There is a conjecture that the corona is heated by the effect of the magnetic field but it remains to be validated. The corona is witness to high energy outbursts of energy called solar flares, which stretch for distances greater than many Earth radii and last for many hours.
Their temperatures have been recorded to be close to 11 million Kelvins. In the image above, you can see a large solar flare, photographed by NASA's SOHO spacecraft.
Other observed phenomena in the corona are masses of ejected gases called prominences. Corona can only be observed clearly during solar eclipses when the photosphere is blocked out by the Moon.

Solar Wind

Outside the corona, the solar gas stretches out in the form of solar wind, which are high energy particles like protons and electrons, that are ejected from the Sun and travel to the edge of the Solar system and beyond.
On Earth, we are shielded from these high energy particles, traveling at speeds in excess of 500 m/s, by the Earth's magnetic field, which traps these particles. The point at which the reach of solar wind ends is called the heliopause. This point is not exactly known, as it extends far beyond the farthest frontiers of our solar system.

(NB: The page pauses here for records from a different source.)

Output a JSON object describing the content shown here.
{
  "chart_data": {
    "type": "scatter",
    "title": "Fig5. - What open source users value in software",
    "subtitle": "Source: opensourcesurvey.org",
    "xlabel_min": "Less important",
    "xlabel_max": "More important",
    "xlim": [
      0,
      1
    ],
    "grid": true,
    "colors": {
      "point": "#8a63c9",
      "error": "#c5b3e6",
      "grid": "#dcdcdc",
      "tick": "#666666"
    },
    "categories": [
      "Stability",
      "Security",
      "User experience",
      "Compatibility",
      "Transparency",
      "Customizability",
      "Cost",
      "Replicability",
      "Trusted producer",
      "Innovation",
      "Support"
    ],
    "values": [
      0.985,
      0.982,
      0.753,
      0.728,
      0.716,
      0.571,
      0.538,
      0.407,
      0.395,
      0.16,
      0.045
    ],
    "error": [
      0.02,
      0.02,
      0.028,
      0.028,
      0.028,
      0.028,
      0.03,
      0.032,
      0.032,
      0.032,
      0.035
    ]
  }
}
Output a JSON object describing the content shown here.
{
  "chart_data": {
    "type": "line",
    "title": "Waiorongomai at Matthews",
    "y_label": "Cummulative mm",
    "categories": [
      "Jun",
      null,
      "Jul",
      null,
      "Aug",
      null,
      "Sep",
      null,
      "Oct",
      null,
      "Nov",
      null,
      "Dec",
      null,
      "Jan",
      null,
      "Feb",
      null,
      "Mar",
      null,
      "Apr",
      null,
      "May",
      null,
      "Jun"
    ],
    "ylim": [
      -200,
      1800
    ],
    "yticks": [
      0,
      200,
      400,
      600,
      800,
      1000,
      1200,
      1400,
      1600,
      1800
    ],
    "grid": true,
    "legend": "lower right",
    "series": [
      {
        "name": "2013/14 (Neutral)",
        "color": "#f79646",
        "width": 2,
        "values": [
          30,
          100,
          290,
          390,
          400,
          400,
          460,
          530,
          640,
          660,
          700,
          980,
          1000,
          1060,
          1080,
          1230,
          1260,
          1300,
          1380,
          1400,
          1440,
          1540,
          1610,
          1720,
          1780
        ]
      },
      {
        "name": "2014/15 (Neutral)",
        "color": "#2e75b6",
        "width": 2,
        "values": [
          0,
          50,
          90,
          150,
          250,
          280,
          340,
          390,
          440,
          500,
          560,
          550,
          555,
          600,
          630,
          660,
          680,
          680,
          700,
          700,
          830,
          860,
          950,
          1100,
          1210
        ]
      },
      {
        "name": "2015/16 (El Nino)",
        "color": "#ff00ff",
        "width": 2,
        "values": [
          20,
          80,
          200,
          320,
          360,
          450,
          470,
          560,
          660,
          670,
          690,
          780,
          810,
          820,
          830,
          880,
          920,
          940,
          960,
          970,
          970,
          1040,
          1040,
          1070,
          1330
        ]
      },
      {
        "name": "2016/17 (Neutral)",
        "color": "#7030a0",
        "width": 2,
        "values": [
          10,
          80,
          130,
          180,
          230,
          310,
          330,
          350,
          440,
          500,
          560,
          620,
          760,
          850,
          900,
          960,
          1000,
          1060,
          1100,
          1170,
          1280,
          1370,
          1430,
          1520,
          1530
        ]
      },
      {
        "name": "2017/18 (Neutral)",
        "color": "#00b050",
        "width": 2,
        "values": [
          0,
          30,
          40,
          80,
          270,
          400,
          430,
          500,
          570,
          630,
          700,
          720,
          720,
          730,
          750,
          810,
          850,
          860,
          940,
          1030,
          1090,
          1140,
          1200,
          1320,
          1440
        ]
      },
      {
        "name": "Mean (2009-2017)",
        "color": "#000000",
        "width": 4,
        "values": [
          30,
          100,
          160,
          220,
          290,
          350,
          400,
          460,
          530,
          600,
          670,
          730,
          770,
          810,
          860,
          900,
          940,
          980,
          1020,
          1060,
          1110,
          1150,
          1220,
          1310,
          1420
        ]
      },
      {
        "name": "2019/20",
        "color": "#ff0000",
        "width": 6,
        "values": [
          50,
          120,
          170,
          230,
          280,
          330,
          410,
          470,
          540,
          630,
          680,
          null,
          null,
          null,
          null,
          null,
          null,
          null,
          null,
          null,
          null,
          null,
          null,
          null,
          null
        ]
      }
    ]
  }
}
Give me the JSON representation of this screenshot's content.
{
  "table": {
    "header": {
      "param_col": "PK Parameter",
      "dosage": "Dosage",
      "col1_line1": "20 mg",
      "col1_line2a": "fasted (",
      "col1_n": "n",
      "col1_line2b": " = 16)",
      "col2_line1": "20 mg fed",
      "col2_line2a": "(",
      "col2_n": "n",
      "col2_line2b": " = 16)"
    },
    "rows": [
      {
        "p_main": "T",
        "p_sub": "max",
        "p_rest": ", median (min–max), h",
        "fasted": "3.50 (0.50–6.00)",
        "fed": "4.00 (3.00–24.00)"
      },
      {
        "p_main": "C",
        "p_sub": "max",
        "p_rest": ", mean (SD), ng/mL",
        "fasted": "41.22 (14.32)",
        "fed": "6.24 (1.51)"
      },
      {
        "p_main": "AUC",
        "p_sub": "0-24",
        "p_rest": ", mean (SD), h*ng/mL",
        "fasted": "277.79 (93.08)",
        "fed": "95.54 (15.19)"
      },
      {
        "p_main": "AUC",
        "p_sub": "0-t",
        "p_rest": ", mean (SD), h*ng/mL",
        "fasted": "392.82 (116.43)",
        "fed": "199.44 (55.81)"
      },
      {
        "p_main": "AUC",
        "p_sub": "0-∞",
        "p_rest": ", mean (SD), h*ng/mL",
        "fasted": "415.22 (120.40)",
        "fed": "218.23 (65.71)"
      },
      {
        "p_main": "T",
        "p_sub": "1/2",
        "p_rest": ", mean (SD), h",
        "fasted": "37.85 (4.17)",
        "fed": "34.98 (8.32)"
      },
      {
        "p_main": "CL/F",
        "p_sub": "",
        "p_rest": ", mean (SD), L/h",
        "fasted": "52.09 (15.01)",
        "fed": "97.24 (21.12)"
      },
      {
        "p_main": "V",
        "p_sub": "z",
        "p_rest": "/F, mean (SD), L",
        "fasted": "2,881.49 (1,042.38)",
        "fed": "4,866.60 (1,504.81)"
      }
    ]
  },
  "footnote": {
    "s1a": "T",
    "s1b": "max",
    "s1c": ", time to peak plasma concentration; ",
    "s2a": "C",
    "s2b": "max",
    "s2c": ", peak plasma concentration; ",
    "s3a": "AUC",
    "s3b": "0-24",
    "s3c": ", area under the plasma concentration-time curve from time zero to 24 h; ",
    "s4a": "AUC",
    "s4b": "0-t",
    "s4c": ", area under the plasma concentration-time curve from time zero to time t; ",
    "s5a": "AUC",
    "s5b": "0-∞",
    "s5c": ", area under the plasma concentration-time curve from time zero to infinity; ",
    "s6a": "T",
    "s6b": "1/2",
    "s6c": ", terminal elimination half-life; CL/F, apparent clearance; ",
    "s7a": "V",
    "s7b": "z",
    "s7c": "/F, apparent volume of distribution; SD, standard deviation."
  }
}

To think of it, despite its gigantic size and overwhelming energy output, Sun is only an average dwarf star, compared to other stars in our galaxy.
The single parameter that dictates the energy output and internal structure of a star is its initial mass. Massive stars have short but very eventful lives, while low mass stars like our Sun have a comparatively uneventful life and last longer. They act as centers of planetary systems and sustain life that may eventually develop on blue dots like our Earth.